Stawia się grubą kreskę i rozpoczyna nowy rok.
W Tarze ten dzień również uczciliśmy przepyszną wieczorną zabawą i tanami. Młodzież dopisała licznie i po skończonej pracy pod wieczór, kiedy konie smacznie drzemały w swych boksach, zaczęło się przebieranie, malowanie i strojenie. Sylwestra zorganizowaliśmy w największej sali pałacowej, gdzie odpowiednio wcześniej zainstalowaliśmy piecyk na drewno (najbardziej baliśmy się, że będzie za zimno).

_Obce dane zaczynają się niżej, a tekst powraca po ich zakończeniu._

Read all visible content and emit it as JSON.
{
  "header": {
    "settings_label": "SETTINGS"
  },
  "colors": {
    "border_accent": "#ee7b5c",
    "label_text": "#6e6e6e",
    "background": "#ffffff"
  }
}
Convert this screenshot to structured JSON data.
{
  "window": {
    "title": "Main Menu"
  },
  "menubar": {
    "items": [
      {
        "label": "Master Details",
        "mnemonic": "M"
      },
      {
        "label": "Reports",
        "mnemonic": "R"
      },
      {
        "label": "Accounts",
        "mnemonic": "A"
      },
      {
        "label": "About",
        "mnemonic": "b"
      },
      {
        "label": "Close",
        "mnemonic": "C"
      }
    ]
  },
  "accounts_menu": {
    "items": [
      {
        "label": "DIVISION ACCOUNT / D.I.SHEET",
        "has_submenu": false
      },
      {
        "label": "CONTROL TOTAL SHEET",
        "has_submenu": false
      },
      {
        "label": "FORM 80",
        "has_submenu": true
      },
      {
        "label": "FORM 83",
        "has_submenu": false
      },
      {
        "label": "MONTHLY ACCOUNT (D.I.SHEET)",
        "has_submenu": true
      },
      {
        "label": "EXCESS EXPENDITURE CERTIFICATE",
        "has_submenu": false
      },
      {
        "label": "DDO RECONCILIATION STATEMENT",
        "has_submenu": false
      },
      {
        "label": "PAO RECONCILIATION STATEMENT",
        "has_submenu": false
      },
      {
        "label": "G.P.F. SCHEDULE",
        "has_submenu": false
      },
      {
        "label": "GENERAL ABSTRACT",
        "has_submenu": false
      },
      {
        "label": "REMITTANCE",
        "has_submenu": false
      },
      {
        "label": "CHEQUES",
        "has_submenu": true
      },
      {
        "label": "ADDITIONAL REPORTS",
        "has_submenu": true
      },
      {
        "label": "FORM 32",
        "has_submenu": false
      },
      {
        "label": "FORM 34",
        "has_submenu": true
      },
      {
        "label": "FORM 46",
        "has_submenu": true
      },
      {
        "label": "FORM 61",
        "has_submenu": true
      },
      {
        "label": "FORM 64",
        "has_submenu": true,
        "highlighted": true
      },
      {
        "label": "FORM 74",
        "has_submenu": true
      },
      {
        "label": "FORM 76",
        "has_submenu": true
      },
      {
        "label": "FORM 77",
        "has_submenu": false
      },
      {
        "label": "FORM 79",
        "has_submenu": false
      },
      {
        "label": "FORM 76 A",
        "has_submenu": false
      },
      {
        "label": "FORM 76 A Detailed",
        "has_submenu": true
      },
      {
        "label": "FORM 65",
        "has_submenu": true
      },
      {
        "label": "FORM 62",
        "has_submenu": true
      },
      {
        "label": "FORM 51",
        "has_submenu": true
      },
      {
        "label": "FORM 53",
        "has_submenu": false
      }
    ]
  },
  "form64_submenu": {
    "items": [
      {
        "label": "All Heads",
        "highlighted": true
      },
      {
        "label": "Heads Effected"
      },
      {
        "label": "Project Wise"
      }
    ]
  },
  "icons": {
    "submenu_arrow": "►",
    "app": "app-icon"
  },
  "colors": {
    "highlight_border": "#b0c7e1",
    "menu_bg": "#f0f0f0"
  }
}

Przebrania były różne –diabły, kocica, więźniowie, pirat, Indianka, zebra.
O godzinie 24 tradycyjnie zaczęliśmy odliczanie, a po odliczaniu wszyscy składali sobie gorące i żarliwe życzenia. Zabawa trwała do 2 – 3 w nocy, wszak rano trzeba wstać i zająć się zwierzakami.
Wystąpił tylko jeden przykry dla nas incydent, choroba Scarlett. Od wielu lat jest tak, że w chwili końca roku Scarlett się przeziębia i ląduje w łóżku, pojawia się tylko na chwilę w przełomie nocy i wraca pod kołdrę, tak wspólnie zastanawialiśmy się, dlaczego tak jest. Czyżby szefowa była swoistym wentylem bezpieczeństwa, i wszystko, co złe, co nagromadziło się w ciągu roku musi znaleźć ujście do rzeczywistości. Dzisiaj ze zdrowiem Scarlett jest już zdecydowanie lepiej, a rzeczywistość w drugi dzień po nowym roku, uraczyła nas przepiękną zimową aurą.